Continuing the Fight
Today, The Carter Center and its partners continue to fight Guinea worm disease in Togo and the other 12 endemic countries, all in Africa. By actively surveying areas to make sure every case is reported and contained, the Center and its partners are steadily defeating a disease that has plagued the world's least developed countries for 3,000 years. As illustrated by Karamoua and her family, Guinea worm disease cripples victims, leaving them unable to work, attend school, care for their children, or harvest crops. Eradicating, or even just reducing, the incidence of Guinea worm disease in a country improves the status of life for all people, and children like Akouma no longer suffer needlessly. We must eradicate Guinea worm disease because we CAN. For The Carter Center it is a moral imperative to apply existing knowledge and resources to help the "poorest of the poor" to rid themselves of Guinea worm disease.
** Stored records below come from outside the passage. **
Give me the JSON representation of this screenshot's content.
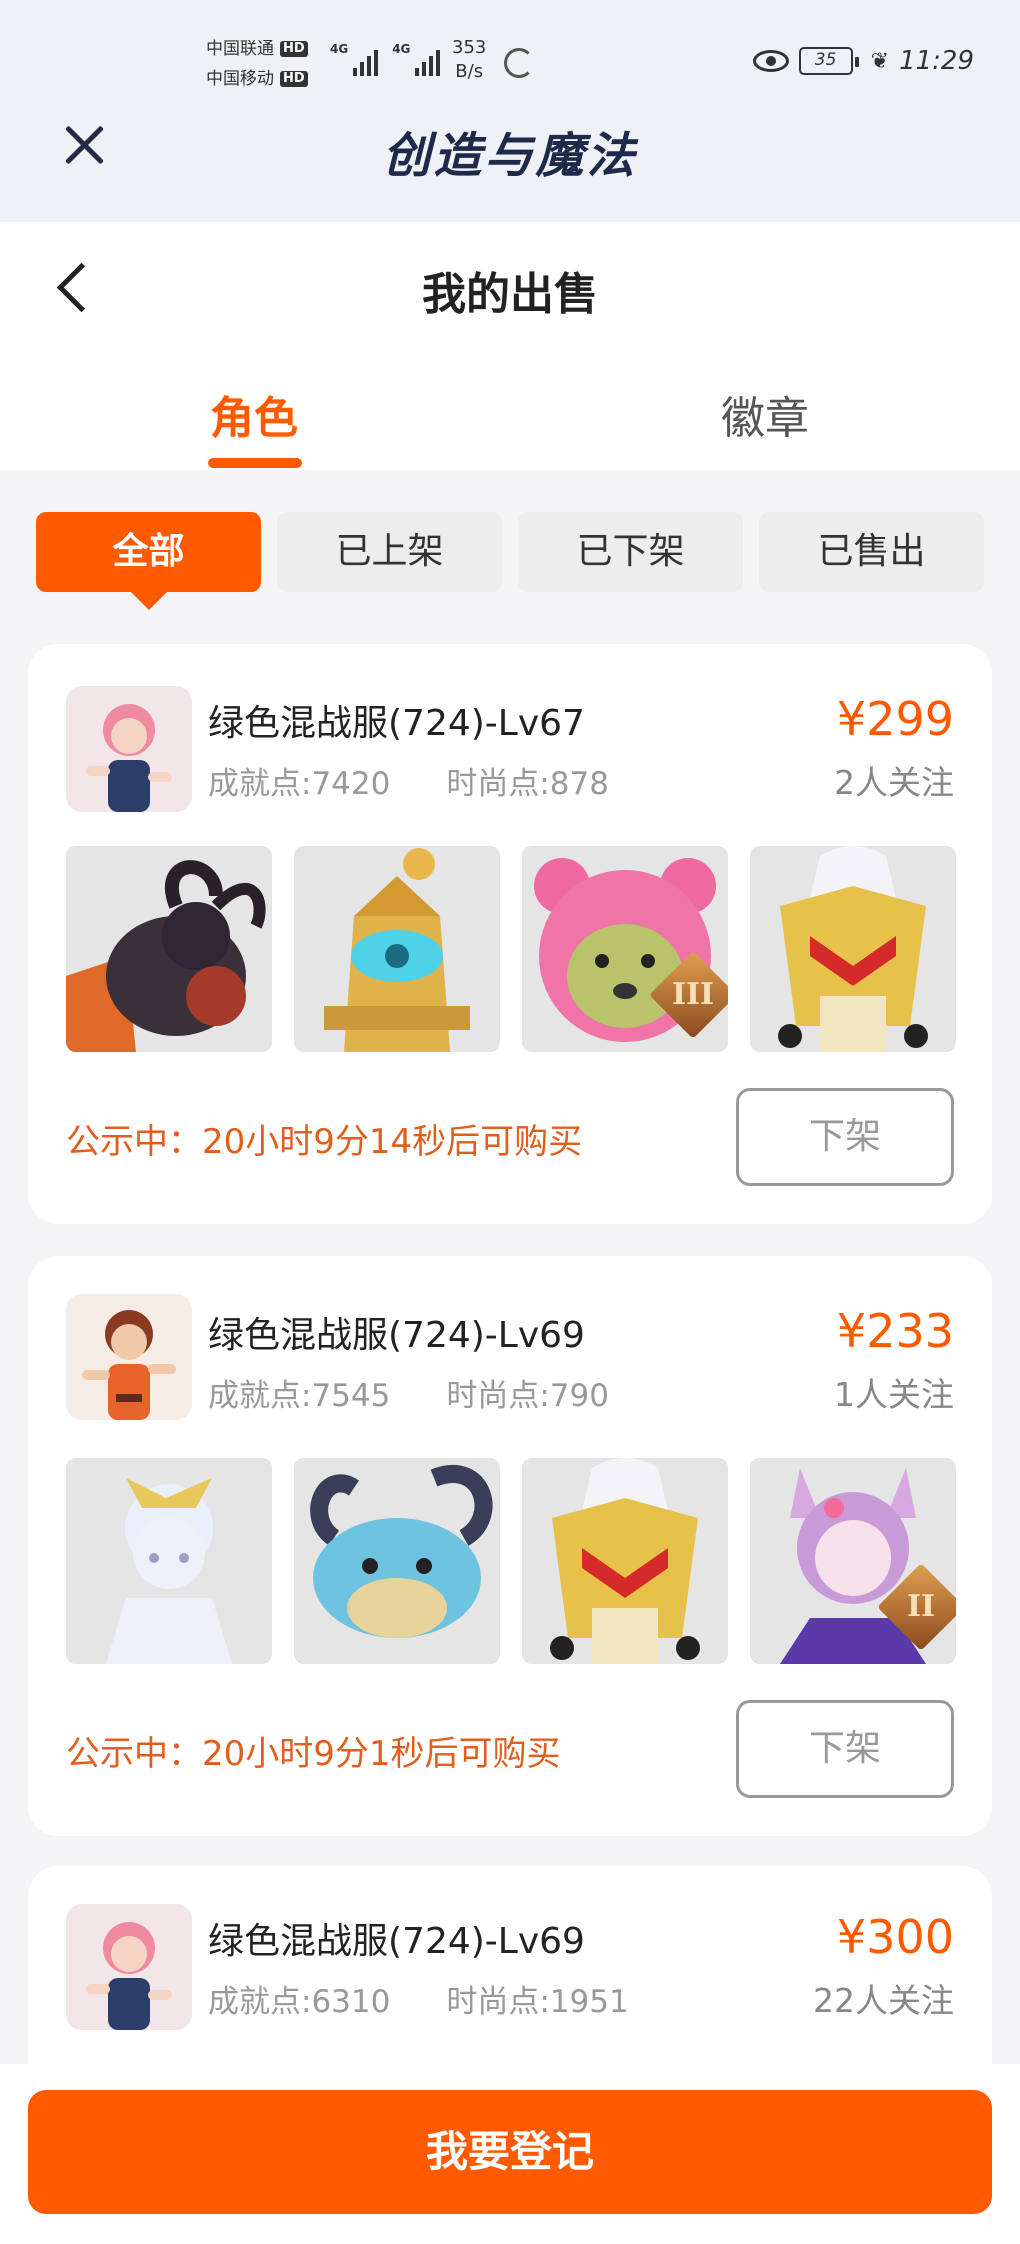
{
  "status_bar": {
    "carrier_1": "中国联通",
    "carrier_2": "中国移动",
    "hd_badge": "HD",
    "network_1": "4G",
    "network_2": "4G",
    "speed_value": "353",
    "speed_unit": "B/s",
    "battery": "35",
    "time": "11:29"
  },
  "app": {
    "title": "创造与魔法"
  },
  "header": {
    "title": "我的出售",
    "tabs": [
      {
        "label": "角色",
        "active": true
      },
      {
        "label": "徽章",
        "active": false
      }
    ]
  },
  "filters": [
    {
      "label": "全部",
      "active": true
    },
    {
      "label": "已上架",
      "active": false
    },
    {
      "label": "已下架",
      "active": false
    },
    {
      "label": "已售出",
      "active": false
    }
  ],
  "listings": [
    {
      "name": "绿色混战服(724)-Lv67",
      "achievement": "成就点:7420",
      "fashion": "时尚点:878",
      "price": "¥299",
      "followers": "2人关注",
      "countdown": "公示中：20小时9分14秒后可购买",
      "action": "下架",
      "tier_badges": [
        "",
        "",
        "III",
        ""
      ]
    },
    {
      "name": "绿色混战服(724)-Lv69",
      "achievement": "成就点:7545",
      "fashion": "时尚点:790",
      "price": "¥233",
      "followers": "1人关注",
      "countdown": "公示中：20小时9分1秒后可购买",
      "action": "下架",
      "tier_badges": [
        "",
        "",
        "",
        "II"
      ]
    },
    {
      "name": "绿色混战服(724)-Lv69",
      "achievement": "成就点:6310",
      "fashion": "时尚点:1951",
      "price": "¥300",
      "followers": "22人关注"
    }
  ],
  "footer": {
    "register_label": "我要登记"
  },
  "colors": {
    "accent": "#ff5a00",
    "countdown": "#e25e1c",
    "muted": "#999999"
  }
}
The Carter Center brings together the essential ingredients for a successful eradication campaign - political will, financial support, and technical expertise. In collaboration with national Guinea worm eradication programs, the Center has reduced worldwide incidences of the disease from 3.5 million cases in 1986 to fewer than 55,000 in 2002, a reduction of more than 98 percent. Sudan presents the final challenge, accounting more than 75 percent of the cases reported in 2002. Armed conflict there has deterred the necessary interventions. In the history of mankind, only smallpox disease has been eradicated. Through the efforts of a worldwide coalition led by The Carter Center, this debilitating disease is poised to become the second. Once eradicated, Guinea worm disease will be the first parasitic disease to be gone forever. No one, including families like Karamoua's, will be free from the threat of Guinea worm disease until every case is detected and every worm contained.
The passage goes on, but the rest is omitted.